Le document donne également la composition de pommades pour soigner les seins. Toux et difficultés urinaires sont les seules maladies infantiles, avec celle nommée baa et non identifiée, évoquées par les papyrus.
Contre la toux, le papyrus Ebers préconise de faire boire à l'enfant des dattes écrasées, mélangées avec du lait. Contre la rétention d'urine, il conseille de faire cuire un vieux grimoire dans de l'huile puis d'enduire le ventre du bébé avec cette lotion.

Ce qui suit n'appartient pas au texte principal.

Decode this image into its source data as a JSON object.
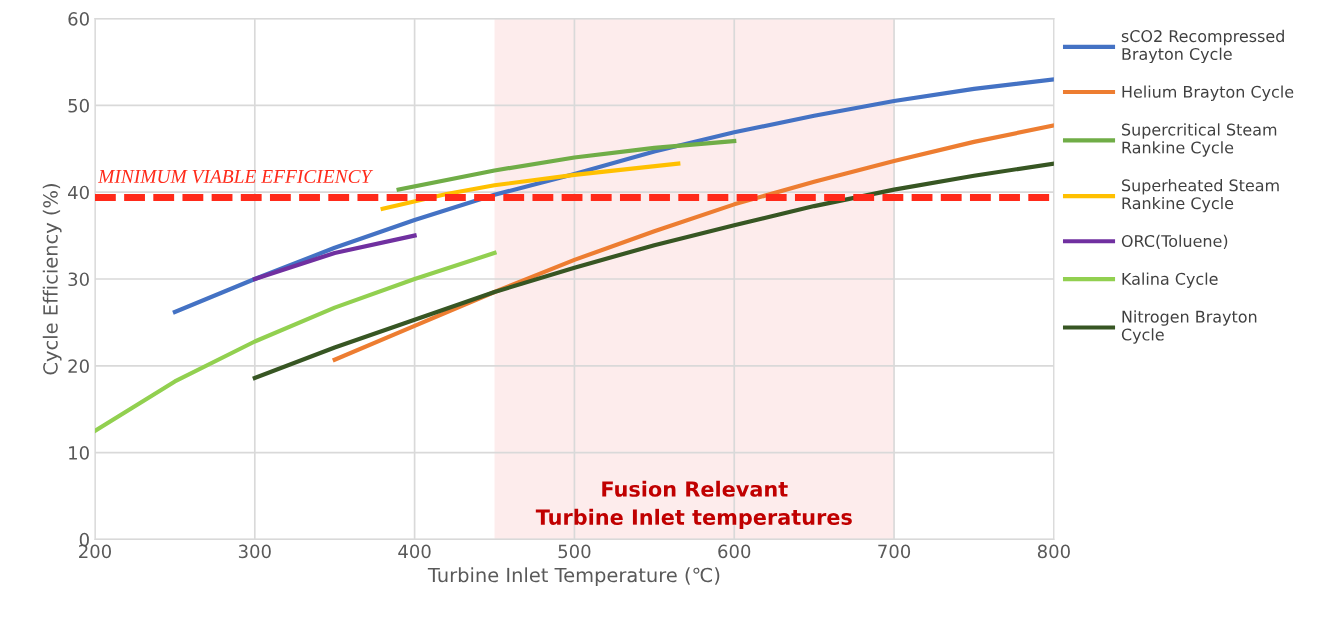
{
  "chart_data": {
    "type": "line",
    "xlabel": "Turbine Inlet Temperature (℃)",
    "ylabel": "Cycle Efficiency (%)",
    "xlim": [
      200,
      800
    ],
    "xticks": [
      200,
      300,
      400,
      500,
      600,
      700,
      800
    ],
    "ylim": [
      0,
      60
    ],
    "yticks": [
      0,
      10,
      20,
      30,
      40,
      50,
      60
    ],
    "grid": true,
    "legend": "right",
    "marker": "none",
    "line_style": "solid",
    "series": [
      {
        "name": "sCO2 Recompressed Brayton Cycle",
        "color": "#4472c4",
        "x": [
          250,
          300,
          350,
          400,
          450,
          500,
          550,
          600,
          650,
          700,
          750,
          800
        ],
        "values": [
          26.2,
          30.0,
          33.6,
          36.8,
          39.7,
          42.1,
          44.7,
          46.9,
          48.8,
          50.5,
          51.9,
          53.0
        ]
      },
      {
        "name": "Helium Brayton Cycle",
        "color": "#ed7d31",
        "x": [
          350,
          400,
          450,
          500,
          550,
          600,
          650,
          700,
          750,
          800
        ],
        "values": [
          20.7,
          24.6,
          28.5,
          32.2,
          35.5,
          38.6,
          41.2,
          43.6,
          45.8,
          47.7
        ]
      },
      {
        "name": "Supercritical Steam Rankine Cycle",
        "color": "#70ad47",
        "x": [
          390,
          450,
          500,
          550,
          600
        ],
        "values": [
          40.3,
          42.5,
          44.0,
          45.1,
          45.9
        ]
      },
      {
        "name": "Superheated Steam Rankine Cycle",
        "color": "#ffc000",
        "x": [
          380,
          420,
          450,
          500,
          565
        ],
        "values": [
          38.1,
          39.8,
          40.8,
          42.0,
          43.3
        ]
      },
      {
        "name": "ORC(Toluene)",
        "color": "#7030a0",
        "x": [
          300,
          350,
          400
        ],
        "values": [
          30.0,
          33.0,
          35.0
        ]
      },
      {
        "name": "Kalina Cycle",
        "color": "#92d050",
        "x": [
          200,
          250,
          300,
          350,
          400,
          450
        ],
        "values": [
          12.5,
          18.2,
          22.8,
          26.7,
          30.0,
          33.0
        ]
      },
      {
        "name": "Nitrogen Brayton Cycle",
        "color": "#375623",
        "x": [
          300,
          350,
          400,
          450,
          500,
          550,
          600,
          650,
          700,
          750,
          800
        ],
        "values": [
          18.6,
          22.1,
          25.3,
          28.5,
          31.3,
          33.9,
          36.2,
          38.4,
          40.3,
          41.9,
          43.3
        ]
      }
    ],
    "ref_lines": [
      {
        "axis": "y",
        "value": 39.4,
        "label": "MINIMUM VIABLE EFFICIENCY",
        "color": "#ff2a1a",
        "line_style": "dashed"
      }
    ],
    "bands": [
      {
        "axis": "x",
        "from": 450,
        "to": 700,
        "label": "Fusion Relevant\nTurbine Inlet temperatures",
        "color": "#fdecec"
      }
    ]
  }
}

Dans les cas désespérés, on fait absorber à l'enfant une souris cuite, désossée de préférence. Lorsque les os de l'animal sont conservés, on les enferme dans un tissu et on les suspend autour du cou du malade et on attend.
Ce type de remède, qui ne doit plus rien à la médecine mais appartient au domaine de la magie, n'a certes pas fait baisser le taux de mortalité infantile considérable de l'Égypte antique. Les amulettes protectrices, innombrables, n'y sont pas davantage parvenues.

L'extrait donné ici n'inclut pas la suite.